Any organization that wants to retain its customers for longer and/or sell more to those customers over each customer’s lifetime needs to find ways to help customers realize the value from what they have already purchased because this is what will help those customers to perceive the value both of remaining as a customer and of purchasing more products and services. Most businesses desire repeat orders from existing customers, so most businesses need CS.

5. Customer Success is Not Just about Renewals

There is another myth out there which states CS is only good for renewals. Again this is not the case. Increasingly, prospective customers (ie “new” potential customers) are demanding customer success activities be included within the proposal. This is because these potential customers realize that it’s not owning the solution that will help them with their business initiative, it’s using the solution in the right way to generate value that’s what they need. Hence they understand the importance to them of CS, hence they are now starting to insist upon it as a part of the overall proposal, and in many circumstances are willing to pay for it as a separate item within their bill of materials.

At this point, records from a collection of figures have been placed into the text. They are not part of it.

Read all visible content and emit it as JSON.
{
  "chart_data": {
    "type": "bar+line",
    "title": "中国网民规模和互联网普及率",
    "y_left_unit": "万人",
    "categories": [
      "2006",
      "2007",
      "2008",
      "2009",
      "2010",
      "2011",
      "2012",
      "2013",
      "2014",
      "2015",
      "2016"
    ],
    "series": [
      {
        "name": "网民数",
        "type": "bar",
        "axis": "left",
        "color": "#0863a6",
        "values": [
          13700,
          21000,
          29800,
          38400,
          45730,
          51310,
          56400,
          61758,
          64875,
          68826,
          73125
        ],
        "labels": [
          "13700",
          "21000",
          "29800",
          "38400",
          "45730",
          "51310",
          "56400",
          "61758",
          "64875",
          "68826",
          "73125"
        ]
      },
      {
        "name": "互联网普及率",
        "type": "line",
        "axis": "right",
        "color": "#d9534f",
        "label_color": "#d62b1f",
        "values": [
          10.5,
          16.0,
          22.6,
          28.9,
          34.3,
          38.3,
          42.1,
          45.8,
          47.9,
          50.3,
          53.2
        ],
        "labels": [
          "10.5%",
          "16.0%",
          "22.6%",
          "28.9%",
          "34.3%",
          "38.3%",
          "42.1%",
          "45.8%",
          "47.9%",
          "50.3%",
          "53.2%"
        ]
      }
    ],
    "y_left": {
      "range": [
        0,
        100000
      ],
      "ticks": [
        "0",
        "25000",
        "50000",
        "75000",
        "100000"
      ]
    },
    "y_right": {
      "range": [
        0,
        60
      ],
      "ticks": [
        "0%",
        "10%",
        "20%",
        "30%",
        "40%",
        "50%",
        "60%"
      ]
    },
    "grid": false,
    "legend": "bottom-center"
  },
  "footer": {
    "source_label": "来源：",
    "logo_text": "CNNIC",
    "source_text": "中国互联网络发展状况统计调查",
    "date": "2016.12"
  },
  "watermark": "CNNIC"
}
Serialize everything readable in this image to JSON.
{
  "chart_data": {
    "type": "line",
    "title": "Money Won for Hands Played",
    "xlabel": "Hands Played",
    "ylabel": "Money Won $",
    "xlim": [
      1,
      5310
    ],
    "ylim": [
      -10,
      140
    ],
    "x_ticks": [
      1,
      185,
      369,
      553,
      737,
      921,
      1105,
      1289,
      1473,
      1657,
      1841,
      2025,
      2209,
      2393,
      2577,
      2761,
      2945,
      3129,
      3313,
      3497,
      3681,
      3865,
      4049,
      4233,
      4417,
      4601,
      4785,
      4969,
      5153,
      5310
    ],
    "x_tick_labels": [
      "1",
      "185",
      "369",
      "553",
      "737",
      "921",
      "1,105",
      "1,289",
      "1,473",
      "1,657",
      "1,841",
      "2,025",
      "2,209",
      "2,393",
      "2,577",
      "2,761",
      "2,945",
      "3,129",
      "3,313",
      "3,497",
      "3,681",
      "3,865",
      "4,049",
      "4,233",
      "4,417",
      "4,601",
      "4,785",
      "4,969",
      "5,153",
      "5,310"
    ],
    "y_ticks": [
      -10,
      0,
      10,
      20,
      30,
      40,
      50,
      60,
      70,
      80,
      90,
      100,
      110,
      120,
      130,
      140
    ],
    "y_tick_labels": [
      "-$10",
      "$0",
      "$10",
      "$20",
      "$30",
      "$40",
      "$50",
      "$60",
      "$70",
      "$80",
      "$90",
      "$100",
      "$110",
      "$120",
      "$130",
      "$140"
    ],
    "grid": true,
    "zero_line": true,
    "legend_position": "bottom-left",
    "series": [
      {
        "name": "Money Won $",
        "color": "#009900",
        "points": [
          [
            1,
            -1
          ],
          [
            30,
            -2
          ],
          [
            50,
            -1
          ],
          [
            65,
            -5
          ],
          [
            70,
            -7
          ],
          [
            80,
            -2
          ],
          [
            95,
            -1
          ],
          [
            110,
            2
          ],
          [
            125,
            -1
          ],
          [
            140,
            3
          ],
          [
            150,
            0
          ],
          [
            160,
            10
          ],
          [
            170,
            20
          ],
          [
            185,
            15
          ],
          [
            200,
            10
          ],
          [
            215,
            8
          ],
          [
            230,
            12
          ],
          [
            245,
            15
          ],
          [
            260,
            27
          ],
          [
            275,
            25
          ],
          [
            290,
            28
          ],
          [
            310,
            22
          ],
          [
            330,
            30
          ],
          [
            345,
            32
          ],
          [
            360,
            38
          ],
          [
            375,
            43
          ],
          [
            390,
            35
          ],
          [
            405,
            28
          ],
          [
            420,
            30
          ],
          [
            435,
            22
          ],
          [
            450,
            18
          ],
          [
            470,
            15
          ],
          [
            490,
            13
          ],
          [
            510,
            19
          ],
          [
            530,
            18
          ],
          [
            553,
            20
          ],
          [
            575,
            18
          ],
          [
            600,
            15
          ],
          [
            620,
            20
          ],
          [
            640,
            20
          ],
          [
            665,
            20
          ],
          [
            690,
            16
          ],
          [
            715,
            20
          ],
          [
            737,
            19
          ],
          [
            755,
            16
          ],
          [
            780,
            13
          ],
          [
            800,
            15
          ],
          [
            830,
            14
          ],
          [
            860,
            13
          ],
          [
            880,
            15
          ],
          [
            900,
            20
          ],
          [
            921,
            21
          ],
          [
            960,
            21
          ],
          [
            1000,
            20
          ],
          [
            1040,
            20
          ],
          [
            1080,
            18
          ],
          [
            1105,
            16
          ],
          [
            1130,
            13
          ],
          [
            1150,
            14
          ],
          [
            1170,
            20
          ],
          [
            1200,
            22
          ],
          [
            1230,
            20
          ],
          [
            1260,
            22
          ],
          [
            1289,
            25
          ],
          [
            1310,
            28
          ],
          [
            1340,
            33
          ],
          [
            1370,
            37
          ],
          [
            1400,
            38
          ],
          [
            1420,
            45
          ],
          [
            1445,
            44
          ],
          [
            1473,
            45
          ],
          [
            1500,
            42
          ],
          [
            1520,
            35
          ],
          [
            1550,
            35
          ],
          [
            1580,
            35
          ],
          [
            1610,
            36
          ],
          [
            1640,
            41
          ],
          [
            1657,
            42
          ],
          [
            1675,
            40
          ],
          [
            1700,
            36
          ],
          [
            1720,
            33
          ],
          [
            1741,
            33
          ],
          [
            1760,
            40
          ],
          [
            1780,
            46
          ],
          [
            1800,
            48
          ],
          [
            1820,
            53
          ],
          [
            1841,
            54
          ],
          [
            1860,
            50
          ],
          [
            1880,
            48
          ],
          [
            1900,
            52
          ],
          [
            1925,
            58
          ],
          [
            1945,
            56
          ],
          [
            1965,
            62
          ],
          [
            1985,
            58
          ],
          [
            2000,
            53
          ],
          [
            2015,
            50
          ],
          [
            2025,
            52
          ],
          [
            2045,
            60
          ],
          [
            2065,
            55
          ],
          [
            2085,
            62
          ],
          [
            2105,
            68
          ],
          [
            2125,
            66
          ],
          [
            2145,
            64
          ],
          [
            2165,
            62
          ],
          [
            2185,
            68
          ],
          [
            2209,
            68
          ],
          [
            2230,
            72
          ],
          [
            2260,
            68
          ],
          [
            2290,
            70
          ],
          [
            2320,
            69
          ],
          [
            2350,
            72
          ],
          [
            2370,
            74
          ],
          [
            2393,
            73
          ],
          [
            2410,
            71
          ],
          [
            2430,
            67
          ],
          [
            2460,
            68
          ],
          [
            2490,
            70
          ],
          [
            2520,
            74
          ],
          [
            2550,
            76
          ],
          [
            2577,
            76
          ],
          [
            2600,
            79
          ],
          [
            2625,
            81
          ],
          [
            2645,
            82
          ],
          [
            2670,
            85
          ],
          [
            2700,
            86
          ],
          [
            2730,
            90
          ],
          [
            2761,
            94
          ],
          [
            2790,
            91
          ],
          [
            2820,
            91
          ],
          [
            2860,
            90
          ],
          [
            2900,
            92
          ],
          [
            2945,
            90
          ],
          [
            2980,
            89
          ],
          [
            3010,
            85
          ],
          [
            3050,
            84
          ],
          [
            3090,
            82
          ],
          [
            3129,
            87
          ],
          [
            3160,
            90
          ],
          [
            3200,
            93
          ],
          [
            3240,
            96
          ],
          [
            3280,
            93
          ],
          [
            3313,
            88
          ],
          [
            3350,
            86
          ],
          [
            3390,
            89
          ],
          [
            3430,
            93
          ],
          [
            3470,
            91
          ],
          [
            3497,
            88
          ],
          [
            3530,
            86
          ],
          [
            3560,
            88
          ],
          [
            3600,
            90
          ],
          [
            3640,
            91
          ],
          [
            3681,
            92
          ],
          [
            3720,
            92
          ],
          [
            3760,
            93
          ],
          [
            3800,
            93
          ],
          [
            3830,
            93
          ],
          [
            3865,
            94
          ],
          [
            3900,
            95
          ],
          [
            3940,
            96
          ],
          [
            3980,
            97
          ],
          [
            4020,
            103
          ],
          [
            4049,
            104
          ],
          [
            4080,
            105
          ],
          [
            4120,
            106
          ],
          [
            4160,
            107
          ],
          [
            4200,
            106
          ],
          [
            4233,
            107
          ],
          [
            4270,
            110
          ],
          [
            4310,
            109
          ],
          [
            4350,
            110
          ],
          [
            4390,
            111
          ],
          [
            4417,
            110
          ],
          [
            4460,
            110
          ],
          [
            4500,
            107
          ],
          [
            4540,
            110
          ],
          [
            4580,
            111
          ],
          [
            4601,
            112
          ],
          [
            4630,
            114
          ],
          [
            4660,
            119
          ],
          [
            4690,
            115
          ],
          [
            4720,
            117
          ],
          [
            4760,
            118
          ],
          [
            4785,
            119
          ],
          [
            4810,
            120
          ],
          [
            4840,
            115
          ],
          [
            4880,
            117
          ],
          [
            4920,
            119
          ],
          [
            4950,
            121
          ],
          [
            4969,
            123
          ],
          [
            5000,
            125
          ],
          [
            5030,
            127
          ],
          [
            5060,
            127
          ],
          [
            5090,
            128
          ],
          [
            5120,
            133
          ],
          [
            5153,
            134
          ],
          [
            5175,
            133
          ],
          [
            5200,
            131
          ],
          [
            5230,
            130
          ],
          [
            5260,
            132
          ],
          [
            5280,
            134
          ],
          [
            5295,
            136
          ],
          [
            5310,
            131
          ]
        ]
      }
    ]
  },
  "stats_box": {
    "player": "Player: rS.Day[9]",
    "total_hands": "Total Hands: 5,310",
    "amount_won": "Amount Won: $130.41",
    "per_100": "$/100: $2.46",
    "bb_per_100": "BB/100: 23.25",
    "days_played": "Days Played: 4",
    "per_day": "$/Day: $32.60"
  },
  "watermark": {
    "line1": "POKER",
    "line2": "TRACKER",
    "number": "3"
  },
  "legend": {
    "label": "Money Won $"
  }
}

Additionally, CS is also proving its strategic value through the deeper and more meaningful relationships that CSMs can form over time with customer stakeholders, as they work with those stakeholders to help with value realization. This leads to three potential benefits.

  • The CSM can understand customers’ needs in new and profound ways, which information can be passed across to Product teams to help with new product development and with existing product improvement.
  • The CSM can generate increased customer loyalty, since over time the customer’s stakeholders may both realize the value of the assistance their CSM is providing them with and also recognize the pain of starting over again with a new CSM from another supplier who will not know them as deeply and profoundly as their current CSM.
  • The CSM is often well-positioned to spot fantastic advocacy opportunities that can be passed to Marketing and used to evangelize, educate and explain the value that the company delivers through its solutions to other prospects.

6. Customer Experience and Customer Success Must Work Closely Together

Just as we cannot do without one or the other but need both CS and CX, so we need CS and CX to collaborate closely together. Generally speaking, the Head of CX will be senior to the Head of CS, and if this is the case then it may be beneficial for the Head of CS (VP Customer Success for example) to report directly to the Head of CX (CCO or Chief Customer Officer for example).

As previously stated, the reason why the Head of CX is oftentimes a more senior role within the business is due to its breadth of impact across the entire organization and the strategic nature of its work. But when it comes to specifically Customer Success-related activities, the Head of CX should play a supportive and enabling role to the Head of CS in just the same ways as they should do for the Head of Sales or Head of Marketing for example. This is because the other direct functions (such as Sales and Marketing for example) will already be understood and valued to an extent that may not always be the case for CS, which may still be less mature as a function and still “proving its value” to the rest of the organization.

The Head of CX should recognize their responsibility for helping the CS organization to justify and prove this value. Furthermore, the Head of CX would do well to develop a close and harmonious relationship with the Head of CS and indeed with the whole CS team for their own benefit. This is because CS holds a vital and pivotal role within the overall customer journey, just at those parts of the journey that customers (or at least wise customers) are most concerned about, namely the onboarding, adoption and most critically the value realization stages of that journey. So for the Head of CX to perform well in their role of ensuring a great customer experience, they will require every possible assistance that the Head of CS and their team of Customer Success Managers can give them.